Step 4: Establish a testing cadence. ISO 42001 requires ongoing monitoring (B.6) and operational monitoring (D.7). Set up monthly or quarterly scans so that your evidence folder grows over time. Each scan produces a new evidence pack demonstrating continuous AI risk management.

Step 5: Map everything to controls. Take your test results and explicitly map each finding to the ISO 42001 controls it satisfies. Build a compliance matrix showing which tests cover which controls. This makes the auditor's job easier and makes your certification audit smoother.

Step 6: Document remediation. For any failed tests, document what you did about it. Fixed it and re-tested? Document the fix and the re-test. Accepted the risk with justification? Document the rationale. Either way, the documentation demonstrates a functioning AI Management System.

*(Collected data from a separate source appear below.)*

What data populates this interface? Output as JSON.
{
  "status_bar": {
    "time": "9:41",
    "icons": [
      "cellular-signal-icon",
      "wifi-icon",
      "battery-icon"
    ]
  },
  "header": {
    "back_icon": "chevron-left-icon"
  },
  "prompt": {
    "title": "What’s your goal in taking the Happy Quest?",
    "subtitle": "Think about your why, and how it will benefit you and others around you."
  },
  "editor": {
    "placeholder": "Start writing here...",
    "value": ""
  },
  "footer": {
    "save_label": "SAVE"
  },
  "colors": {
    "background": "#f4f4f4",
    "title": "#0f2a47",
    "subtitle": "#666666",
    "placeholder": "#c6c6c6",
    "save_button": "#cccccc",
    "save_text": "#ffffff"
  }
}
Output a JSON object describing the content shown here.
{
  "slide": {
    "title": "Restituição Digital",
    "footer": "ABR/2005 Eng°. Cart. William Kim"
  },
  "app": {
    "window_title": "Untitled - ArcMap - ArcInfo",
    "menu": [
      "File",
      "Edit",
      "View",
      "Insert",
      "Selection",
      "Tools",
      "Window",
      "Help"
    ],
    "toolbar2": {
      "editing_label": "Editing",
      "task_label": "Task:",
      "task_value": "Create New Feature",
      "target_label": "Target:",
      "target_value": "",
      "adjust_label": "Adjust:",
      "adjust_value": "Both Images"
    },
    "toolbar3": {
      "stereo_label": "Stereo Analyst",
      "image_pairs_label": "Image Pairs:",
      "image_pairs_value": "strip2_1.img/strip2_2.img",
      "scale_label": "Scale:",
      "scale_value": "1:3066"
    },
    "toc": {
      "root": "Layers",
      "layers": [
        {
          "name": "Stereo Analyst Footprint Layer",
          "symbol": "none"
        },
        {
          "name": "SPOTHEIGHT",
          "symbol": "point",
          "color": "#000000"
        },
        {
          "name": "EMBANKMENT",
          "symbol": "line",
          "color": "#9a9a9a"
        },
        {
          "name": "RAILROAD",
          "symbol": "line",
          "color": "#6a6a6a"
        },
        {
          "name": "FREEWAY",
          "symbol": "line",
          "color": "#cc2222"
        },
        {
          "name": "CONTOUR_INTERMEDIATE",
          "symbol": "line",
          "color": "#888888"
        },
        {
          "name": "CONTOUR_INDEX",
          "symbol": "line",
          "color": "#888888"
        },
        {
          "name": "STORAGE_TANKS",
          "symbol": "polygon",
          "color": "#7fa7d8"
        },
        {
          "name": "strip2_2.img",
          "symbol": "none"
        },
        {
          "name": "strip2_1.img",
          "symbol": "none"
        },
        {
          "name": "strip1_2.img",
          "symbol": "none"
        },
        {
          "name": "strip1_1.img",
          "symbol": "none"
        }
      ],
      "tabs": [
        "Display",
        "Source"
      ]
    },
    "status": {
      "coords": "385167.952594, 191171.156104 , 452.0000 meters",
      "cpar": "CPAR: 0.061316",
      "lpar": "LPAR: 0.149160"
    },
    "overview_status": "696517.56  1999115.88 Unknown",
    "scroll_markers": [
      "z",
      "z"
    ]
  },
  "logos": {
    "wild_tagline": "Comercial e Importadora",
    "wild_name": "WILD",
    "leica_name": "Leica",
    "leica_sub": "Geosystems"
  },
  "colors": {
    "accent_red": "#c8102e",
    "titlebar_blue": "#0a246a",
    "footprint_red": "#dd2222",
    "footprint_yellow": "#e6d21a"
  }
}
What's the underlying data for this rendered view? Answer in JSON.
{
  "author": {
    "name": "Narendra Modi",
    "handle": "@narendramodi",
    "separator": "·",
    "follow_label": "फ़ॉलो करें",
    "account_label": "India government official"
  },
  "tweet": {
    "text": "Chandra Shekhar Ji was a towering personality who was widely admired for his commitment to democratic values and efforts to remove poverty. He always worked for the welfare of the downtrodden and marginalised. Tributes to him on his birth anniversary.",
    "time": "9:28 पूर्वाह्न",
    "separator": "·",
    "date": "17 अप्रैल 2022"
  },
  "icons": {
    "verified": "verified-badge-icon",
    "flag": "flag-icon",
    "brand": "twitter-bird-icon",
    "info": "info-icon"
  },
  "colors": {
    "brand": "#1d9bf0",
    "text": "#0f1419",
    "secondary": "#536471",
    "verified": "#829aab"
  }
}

The entire process — inventory, baseline testing, control mapping, and initial evidence generation — can be done in days, not months. The tools exist. The testing is automated. The evidence packs are generated with framework mapping built in.

What takes months is building the management system around the evidence — the governance structure, the roles and responsibilities, the policies and procedures that ISO 42001 requires beyond testing. But the testing evidence is the hardest part for most companies to generate, and it's the part that most directly satisfies Annex B and Annex D requirements.

The Clock Is Ticking

ISO 42001 adoption is accelerating. Microsoft's DPR v10 set the tone. Enterprise buyers are following. The companies that have ISO 42001 evidence ready — or at minimum, can demonstrate that they're generating AI testing evidence aligned with Annex B and Annex D — will win enterprise deals that competitors lose.

The companies that wait will find themselves in the same position as the content platform in our case study: scrambling to produce evidence under time pressure, paying premium rates for rushed assessments, and watching deals slip away to competitors who prepared earlier.

Start with testing. The evidence it generates feeds your risk assessment, satisfies lifecycle requirements, and gives you something concrete to show the next enterprise buyer who asks about ISO 42001. Everything else in the management system is documentation and governance. Testing evidence is the one thing you can't fake.